If in the past, some trade treaties may indeed have been beneficial for commerce, this is long gone. Negotiations are now left to unaccountable bureaucrats discussing which crony should benefit the most. It follows that “free trade treaties” consist in an avalanche of detailed regulations. The recent trade agreement between the EU and Canada, for example, is 1,598 pages long. But the opposite of protectionism is not thousands of pages long treaties about regulatory harmonization, intellectual property, labor standards, “sustainable development,” anti-trust, etc. There is no place for managed trade when it comes to real free trade.
On the free market, trade is about serving the consumers in the most valuable way, but with treaties, trade becomes an affair of power and politics where cronies, rather than the entrepreneurs, get rewarded.
The economic rationale for trade treaties consists in a simple application of game theory. While every government wants other governments to leave their doors open to foreign competition, they, at the same time, have an interest to erect trade barriers in order to raise taxes. It follows that in absence of international coordination, protectionism would prevail. The fallacy here is that the State is not an individual entity which only maximizes its wealth. In our Western democracies, governments are captured by numerous rent-seekers who all try to live at the expense of others. The fundamental question, then, is to understand what would be the impact of secretly conceived trade treaties on rent-seeking behaviors. By asking this question, it seems improbable that we can achieve a better outcome by giving more power for the State to define what should or should not be subject to free trade.
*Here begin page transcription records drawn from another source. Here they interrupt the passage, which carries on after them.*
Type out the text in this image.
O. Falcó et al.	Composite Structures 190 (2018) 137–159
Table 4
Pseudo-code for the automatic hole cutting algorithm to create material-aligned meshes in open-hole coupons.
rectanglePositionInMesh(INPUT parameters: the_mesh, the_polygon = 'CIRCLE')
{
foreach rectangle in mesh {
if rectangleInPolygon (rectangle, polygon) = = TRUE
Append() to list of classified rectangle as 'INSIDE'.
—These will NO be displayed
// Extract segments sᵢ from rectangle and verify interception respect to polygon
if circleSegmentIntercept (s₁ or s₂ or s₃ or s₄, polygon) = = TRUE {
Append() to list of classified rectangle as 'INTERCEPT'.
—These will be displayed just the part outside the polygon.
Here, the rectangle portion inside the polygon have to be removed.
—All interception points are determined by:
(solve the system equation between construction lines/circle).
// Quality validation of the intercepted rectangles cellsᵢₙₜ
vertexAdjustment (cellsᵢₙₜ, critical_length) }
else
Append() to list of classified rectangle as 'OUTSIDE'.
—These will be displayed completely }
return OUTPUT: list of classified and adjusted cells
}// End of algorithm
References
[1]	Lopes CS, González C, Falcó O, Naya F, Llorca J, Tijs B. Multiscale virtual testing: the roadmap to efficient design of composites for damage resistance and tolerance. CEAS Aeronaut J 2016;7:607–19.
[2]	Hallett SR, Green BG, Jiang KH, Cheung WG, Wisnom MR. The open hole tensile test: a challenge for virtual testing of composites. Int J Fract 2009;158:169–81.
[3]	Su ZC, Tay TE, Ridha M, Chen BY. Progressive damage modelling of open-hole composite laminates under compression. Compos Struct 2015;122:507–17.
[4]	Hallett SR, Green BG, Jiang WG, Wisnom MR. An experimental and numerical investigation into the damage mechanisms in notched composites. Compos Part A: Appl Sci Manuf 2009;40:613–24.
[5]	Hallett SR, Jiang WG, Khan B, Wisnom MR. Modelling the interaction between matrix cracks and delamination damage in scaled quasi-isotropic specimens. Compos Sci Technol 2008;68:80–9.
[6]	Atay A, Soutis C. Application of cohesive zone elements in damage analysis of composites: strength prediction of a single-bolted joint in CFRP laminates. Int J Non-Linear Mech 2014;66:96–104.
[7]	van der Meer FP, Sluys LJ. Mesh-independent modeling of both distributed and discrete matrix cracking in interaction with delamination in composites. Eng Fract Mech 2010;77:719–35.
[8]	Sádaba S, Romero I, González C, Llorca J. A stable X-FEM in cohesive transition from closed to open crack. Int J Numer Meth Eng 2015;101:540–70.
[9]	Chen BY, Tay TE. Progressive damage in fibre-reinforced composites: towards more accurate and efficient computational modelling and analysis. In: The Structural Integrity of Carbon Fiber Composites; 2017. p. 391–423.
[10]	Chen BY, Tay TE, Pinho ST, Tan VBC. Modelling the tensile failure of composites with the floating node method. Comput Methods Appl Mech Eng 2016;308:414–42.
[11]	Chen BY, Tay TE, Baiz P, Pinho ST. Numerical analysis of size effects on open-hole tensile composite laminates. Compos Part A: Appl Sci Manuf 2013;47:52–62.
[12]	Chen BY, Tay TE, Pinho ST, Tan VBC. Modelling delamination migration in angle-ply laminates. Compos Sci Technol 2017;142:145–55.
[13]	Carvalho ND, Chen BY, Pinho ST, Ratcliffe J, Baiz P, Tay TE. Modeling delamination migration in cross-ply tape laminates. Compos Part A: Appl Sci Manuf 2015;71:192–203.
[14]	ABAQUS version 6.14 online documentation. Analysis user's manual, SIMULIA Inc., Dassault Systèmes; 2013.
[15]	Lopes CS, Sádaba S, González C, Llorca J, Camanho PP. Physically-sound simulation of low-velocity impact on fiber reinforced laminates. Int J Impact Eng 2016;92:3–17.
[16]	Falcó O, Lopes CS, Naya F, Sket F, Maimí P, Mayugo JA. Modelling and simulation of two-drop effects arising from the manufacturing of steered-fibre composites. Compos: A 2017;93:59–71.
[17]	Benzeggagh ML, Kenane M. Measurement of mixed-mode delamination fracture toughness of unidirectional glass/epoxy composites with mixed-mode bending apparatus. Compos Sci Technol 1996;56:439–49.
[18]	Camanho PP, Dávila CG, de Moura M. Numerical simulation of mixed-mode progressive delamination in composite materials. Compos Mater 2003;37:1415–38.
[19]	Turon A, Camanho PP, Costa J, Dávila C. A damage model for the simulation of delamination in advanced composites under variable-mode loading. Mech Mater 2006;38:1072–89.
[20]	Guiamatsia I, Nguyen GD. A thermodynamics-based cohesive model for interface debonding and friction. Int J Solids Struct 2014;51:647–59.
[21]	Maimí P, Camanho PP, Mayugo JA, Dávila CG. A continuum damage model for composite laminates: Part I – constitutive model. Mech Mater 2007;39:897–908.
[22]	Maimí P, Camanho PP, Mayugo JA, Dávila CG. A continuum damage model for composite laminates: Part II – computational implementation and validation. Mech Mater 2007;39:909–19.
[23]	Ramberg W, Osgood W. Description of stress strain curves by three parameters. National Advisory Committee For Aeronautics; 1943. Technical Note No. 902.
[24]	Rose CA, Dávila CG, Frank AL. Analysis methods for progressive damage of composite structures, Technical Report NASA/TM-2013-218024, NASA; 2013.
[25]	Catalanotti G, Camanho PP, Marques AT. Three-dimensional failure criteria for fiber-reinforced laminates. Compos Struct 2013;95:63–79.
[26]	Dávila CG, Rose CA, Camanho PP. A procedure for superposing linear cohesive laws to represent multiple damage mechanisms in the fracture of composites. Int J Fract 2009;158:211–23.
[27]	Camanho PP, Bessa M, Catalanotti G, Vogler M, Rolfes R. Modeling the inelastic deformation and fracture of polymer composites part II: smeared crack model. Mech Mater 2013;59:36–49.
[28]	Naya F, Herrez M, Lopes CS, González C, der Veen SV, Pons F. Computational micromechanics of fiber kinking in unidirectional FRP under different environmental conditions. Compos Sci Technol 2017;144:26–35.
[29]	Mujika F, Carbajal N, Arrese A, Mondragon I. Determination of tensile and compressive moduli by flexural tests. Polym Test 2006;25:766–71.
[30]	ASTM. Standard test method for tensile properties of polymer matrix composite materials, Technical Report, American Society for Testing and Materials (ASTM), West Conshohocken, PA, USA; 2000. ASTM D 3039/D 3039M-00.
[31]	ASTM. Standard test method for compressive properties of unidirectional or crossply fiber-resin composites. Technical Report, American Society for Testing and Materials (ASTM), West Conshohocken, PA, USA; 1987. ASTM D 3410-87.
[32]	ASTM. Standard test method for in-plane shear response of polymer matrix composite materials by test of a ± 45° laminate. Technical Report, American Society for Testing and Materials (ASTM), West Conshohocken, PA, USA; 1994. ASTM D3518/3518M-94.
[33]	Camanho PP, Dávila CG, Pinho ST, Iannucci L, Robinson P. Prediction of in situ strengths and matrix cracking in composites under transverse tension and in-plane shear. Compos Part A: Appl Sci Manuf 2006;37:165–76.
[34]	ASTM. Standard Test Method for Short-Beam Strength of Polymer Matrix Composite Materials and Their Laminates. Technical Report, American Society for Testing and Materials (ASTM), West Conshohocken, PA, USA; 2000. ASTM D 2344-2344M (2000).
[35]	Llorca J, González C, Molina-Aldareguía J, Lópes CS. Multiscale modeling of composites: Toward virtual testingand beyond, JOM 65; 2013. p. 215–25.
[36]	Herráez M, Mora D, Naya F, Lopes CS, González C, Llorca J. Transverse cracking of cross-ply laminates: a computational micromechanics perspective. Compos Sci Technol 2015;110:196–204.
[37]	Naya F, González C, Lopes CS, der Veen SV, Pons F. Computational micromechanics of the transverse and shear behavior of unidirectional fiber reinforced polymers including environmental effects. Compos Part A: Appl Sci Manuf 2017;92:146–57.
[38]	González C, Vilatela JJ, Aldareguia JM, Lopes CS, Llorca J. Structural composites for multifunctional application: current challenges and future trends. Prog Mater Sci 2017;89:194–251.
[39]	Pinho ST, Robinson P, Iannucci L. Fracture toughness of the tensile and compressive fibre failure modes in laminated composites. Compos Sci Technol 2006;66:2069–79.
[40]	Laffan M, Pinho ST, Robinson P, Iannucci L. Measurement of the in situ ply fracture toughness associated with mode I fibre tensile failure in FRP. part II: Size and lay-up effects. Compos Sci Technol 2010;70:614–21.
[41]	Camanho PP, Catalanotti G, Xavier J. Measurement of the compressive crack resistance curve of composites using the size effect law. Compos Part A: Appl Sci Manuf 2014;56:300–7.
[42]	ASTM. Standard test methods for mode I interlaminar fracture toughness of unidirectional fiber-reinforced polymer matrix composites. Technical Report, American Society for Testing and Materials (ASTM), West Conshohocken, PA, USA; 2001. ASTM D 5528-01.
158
And it indeed happens that treaties are neither the best way to expend free trade nor the most common way to do so. As economist Razeen Sally has noted, according to the World Bank, “two-thirds of developing-country tariff liberalization since the early 1980s has been done unilaterally.”
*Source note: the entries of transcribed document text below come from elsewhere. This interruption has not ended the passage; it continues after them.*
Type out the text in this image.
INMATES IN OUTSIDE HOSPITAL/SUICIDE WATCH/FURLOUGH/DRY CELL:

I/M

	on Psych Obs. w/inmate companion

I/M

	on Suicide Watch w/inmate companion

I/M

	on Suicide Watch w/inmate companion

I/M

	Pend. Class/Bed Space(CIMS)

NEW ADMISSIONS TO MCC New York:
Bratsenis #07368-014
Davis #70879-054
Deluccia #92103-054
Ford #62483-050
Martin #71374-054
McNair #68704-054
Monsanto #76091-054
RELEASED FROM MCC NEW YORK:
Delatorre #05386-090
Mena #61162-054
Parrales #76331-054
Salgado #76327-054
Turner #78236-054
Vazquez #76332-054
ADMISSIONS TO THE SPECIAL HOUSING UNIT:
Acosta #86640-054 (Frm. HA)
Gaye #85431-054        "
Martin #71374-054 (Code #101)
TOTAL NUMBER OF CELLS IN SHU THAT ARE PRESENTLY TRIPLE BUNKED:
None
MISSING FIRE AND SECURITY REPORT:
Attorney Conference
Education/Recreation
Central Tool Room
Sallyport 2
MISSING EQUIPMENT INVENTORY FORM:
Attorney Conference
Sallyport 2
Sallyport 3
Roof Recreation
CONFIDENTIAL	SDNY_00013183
Instead of a top-down promotion of “free trade” driven by supranational institutions, we should consider unilateral free trade as an important part of a liberal political agenda. Sir Robert Peel, when announcing the repeal of the Corn Laws in the House of Commons in 1846, brilliantly warned: “I trust the government ... will not resume the policy which they and we have found most inconvenient, namely the haggling with foreign countries about reciprocal concessions, instead of taking that independent course which we believe to be conducive to our own interests. ... Let, therefore, our commerce be as free as our institutions. Let us proclaim commerce free, and nation after nation will follow our example.”
Unilateral free trade is a boon for both parties involved in trade regardless of whether or not one of them continues to impose tariffs. For those engaged in unilateral free trade, free trade means they need to export less to import more. In other words, it makes the free traders richer.
The world would have gained much in listening to Sir Robert Peel. Unilateral free trade has the advantage that it needs the State to do only one thing: abstain from interfering. With this alternative, the State cannot grant privileges to interest groups nor can it slow down the liberalization process. Hence, if free trade is the goal, never-ending negotiations should not be the primary means.
We can have free trade now by declaring it unilaterally. For all the true friends of liberty and trade, the motto should be: liberalize first, negotiate later.